Crypto.com aired ads during the Oscars urging viewers to donate to humanitarian efforts in Ukraine. The donations are converted into stablecoins, then euros, before going to the Red Cross and Red Crescent. The popular crypto exchange said it will match up to $1 million in donations.
“In Ukraine, the basics are now the essentials,” the ad told viewers, referring to items that Ukrainians need such as food, blankets and medicine, before showing a QR code that links to a donation page.
The Ukrainian government said that it has received $67 million in crypto donations as of March 26 and has spent about half of the funds on bulletproof vests, lunches and other key supplies. Ukraine hopes to raise $200 million through digital asset donations.

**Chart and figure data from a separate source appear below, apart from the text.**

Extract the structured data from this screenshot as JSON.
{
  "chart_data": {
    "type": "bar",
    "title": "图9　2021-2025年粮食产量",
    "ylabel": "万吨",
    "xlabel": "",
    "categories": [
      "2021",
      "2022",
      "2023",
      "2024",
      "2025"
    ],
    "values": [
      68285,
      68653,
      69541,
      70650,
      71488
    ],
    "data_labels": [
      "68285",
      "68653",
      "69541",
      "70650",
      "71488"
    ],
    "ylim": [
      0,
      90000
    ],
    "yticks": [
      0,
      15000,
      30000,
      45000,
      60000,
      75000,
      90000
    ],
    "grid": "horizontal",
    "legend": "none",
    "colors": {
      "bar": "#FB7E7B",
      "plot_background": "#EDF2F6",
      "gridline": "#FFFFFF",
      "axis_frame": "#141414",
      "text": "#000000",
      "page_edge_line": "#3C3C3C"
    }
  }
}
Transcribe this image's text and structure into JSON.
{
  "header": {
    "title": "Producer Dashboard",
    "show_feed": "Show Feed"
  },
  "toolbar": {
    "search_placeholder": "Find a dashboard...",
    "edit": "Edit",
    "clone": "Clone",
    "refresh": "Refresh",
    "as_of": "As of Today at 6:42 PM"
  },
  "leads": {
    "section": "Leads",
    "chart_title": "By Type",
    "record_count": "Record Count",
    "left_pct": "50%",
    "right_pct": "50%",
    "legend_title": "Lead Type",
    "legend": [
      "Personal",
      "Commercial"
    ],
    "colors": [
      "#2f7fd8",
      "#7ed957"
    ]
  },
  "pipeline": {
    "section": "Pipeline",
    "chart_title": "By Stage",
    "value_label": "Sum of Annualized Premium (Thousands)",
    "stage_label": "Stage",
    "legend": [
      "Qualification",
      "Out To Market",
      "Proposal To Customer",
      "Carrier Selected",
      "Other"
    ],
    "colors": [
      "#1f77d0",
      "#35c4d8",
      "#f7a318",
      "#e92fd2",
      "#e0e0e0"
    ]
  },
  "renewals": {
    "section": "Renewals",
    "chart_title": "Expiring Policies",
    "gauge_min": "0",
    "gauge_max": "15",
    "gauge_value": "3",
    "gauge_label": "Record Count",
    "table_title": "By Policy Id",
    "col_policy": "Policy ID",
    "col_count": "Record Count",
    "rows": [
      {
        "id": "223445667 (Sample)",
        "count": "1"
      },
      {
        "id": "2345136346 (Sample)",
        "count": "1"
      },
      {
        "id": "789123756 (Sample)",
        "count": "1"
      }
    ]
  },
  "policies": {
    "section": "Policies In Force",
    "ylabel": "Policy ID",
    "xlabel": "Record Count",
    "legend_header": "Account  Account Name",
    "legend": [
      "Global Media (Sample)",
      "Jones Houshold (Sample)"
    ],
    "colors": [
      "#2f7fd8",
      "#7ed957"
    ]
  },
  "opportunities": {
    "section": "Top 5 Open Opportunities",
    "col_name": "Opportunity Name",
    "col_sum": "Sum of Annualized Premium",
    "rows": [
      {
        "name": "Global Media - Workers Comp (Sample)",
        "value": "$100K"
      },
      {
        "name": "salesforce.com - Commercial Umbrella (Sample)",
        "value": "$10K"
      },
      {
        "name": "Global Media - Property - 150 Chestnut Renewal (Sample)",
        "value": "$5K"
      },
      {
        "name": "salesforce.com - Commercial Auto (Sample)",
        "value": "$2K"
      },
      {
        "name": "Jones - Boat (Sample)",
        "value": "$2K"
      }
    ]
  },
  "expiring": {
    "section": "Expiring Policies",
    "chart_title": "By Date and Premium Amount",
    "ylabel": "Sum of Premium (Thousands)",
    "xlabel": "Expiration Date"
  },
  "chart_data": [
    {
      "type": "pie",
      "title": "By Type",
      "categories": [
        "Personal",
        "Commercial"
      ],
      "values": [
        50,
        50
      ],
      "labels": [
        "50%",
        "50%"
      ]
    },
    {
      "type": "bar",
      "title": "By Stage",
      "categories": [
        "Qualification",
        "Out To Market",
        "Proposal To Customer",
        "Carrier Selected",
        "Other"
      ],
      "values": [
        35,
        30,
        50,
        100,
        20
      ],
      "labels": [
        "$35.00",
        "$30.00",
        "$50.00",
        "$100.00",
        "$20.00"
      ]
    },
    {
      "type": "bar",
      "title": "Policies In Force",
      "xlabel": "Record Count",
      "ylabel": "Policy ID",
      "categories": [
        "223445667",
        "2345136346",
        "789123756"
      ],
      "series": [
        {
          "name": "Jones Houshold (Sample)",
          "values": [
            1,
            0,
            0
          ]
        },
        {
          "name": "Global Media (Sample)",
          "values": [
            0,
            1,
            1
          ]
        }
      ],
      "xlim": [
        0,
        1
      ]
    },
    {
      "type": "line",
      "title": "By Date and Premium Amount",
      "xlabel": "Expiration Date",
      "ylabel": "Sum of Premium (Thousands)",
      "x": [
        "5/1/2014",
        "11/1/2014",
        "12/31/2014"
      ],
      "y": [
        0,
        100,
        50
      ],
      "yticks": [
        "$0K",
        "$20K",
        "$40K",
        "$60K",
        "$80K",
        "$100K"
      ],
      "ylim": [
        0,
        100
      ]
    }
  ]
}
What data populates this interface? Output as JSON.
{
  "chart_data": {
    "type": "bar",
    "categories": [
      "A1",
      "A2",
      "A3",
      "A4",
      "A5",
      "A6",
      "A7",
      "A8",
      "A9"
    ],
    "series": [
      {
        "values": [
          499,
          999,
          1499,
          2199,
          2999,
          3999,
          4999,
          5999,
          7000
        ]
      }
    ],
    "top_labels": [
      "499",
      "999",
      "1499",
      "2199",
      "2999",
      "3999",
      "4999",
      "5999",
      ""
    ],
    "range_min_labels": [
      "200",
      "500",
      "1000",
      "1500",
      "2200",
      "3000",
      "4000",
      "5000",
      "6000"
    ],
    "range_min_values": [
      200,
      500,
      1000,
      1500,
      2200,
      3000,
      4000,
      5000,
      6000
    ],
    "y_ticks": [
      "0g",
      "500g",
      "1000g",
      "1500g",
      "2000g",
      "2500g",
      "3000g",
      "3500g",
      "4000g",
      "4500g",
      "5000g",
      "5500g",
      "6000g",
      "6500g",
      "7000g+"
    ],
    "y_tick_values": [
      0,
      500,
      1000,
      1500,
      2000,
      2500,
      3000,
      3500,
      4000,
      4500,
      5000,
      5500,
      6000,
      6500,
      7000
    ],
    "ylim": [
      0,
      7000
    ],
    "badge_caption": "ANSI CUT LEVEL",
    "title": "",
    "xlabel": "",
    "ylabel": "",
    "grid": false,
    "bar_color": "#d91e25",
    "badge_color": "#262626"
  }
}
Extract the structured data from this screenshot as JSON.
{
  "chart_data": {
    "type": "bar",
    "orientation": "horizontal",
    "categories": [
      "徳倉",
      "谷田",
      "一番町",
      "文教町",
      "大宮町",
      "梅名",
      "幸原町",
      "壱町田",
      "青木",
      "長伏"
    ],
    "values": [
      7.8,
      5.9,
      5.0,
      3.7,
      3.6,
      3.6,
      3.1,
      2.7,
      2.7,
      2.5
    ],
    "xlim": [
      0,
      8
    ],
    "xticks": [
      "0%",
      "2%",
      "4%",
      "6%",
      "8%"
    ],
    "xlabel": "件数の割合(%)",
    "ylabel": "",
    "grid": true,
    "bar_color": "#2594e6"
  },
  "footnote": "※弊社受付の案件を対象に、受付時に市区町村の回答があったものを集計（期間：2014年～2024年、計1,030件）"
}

“In this situation, there is clear and abundant evidence that cryptocurrencies are playing a critical role in humanitarian relief and defense funding for Ukraine, and very little, if any, evidence that this innovation is being used for sanctions evasion by Russian actors,” said Sheila Warren, CEO of the Crypto Council for Innovation, an industry trade group.
Ukraine had ranked among the most active countries in the cryptocurrency space for several years leading up to the Russian invasion, said Kim Grauer, research director at Chainalysis, a cryptocurrency investigation and transaction monitoring firm. She said a combination of high public interest and investment from the Ukrainian government helped lay down “great infrastructure” to handle the surge of support.
“The reason why this happened in cryptocurrency is because anyone can get a cryptocurrency wallet and send money to Ukraine, and do so in such a way where you can get it there instantaneously,” Grauer said.
“It just proved to be a highly effective, highly effective marketing campaign for them.”